This small device could make phone and autonomous car localization way much more accurate.
When you use Google Maps (or any other mapping service), it’s not just showing you the route to take — it’s also showing the direction you’re pointing your phone at. Most smart devices, from phones to modern cars, have some type of gyroscope inside them that allows them to do this, helping the device (and the user) know the direction it’s facing. But these gyroscopes are pretty bad quality. If you’d follow the gyroscope alone, you’d get lost in no time.
This is why most devices are so reliant on GPS, but GPS accuracy is also reduced to a couple of meters. So if we want to improve how geographical tracking in these devices, the gyroscope is a good place to start.
“High-performance gyroscopes are a bottleneck, and they have been for a long time. This gyroscope can remove this bottleneck by enabling the use of high-precision and low-cost inertial navigation in most autonomous vehicles,” said Jae Yoong Cho, an assistant research scientist in electrical engineering and computer science.

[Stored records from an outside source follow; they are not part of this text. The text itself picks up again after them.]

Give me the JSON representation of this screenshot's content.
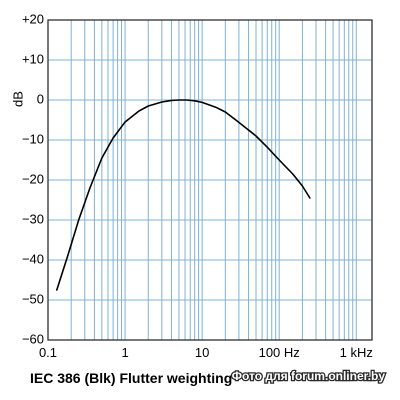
{
  "chart_data": {
    "type": "line",
    "title": "IEC 386 (Blk) Flutter weighting",
    "xlabel": "",
    "ylabel": "dB",
    "x_scale": "log",
    "xlim": [
      0.1,
      1600
    ],
    "ylim": [
      -60,
      20
    ],
    "grid": true,
    "x_major_ticks": [
      {
        "value": 0.1,
        "label": "0.1"
      },
      {
        "value": 1,
        "label": "1"
      },
      {
        "value": 10,
        "label": "10"
      },
      {
        "value": 100,
        "label": "100 Hz"
      },
      {
        "value": 1000,
        "label": "1 kHz"
      }
    ],
    "y_ticks": [
      {
        "value": 20,
        "label": "+20"
      },
      {
        "value": 10,
        "label": "+10"
      },
      {
        "value": 0,
        "label": "0"
      },
      {
        "value": -10,
        "label": "−10"
      },
      {
        "value": -20,
        "label": "−20"
      },
      {
        "value": -30,
        "label": "−30"
      },
      {
        "value": -40,
        "label": "−40"
      },
      {
        "value": -50,
        "label": "−50"
      },
      {
        "value": -60,
        "label": "−60"
      }
    ],
    "series": [
      {
        "x": [
          0.13,
          0.18,
          0.25,
          0.35,
          0.5,
          0.7,
          1.0,
          1.5,
          2.0,
          3.0,
          4.0,
          5.0,
          6.3,
          8.0,
          10,
          15,
          20,
          30,
          50,
          70,
          100,
          150,
          200,
          250
        ],
        "y": [
          -47.5,
          -39,
          -30,
          -22,
          -14.5,
          -9.5,
          -5.5,
          -2.8,
          -1.5,
          -0.5,
          -0.1,
          0,
          0,
          -0.2,
          -0.6,
          -1.8,
          -3,
          -5.6,
          -9,
          -11.8,
          -15,
          -18.5,
          -21.5,
          -24.5
        ]
      }
    ]
  },
  "style": {
    "background_color": "#ffffff",
    "plot_background_color": "#ffffff",
    "grid_color": "#7fb2d4",
    "frame_color": "#1f1f1f",
    "line_color": "#000000"
  },
  "watermark": "Фото для forum.onliner.by"
}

The device that enables navigation without a consistent orienting signal is called an inertial measurement unit. The unit is made up of three accelerometers and three gyroscopes, one for each axis in space — X, Y, and Z. The key to making a small and cheap gyroscope is an almost-symmetrical mechanical resonator. The quality of the resonator depends on the quality of the material.
The problem is that using better materials is prohibitively expensive. In a new study, researchers presented a new way to make extremely accurate gyroscopes, while keeping prices low at the same time.
“Our gyroscope is 10,000 times more accurate but only 10 times more expensive than gyroscopes used in your typical cell phones. This gyroscope is 1,000 times less expensive than much larger gyroscopes with similar performance,” said Khalil Najafi, the Schlumberger Professor of Engineering at U-M and a professor of electrical engineering and computer science.
Najafi’s team built a resonator from nearly perfect sheets of pure glass called fused silica — only a quarter of a millimeter thick, so researchers had to use a special blowtorch to heat it up and then melt it into the desired shape.
“Basically, the glass resonator vibrates in a certain pattern. If you suddenly rotate it, the vibrating pattern wants to stay in its original orientation. So, by monitoring the vibration pattern it is possible to directly measure rotation rate and angle,” said Sajal Singh, a doctoral student and co-author.
It remains to be seen how cheaply this chip can be made and how long it will take to implement it into other technology.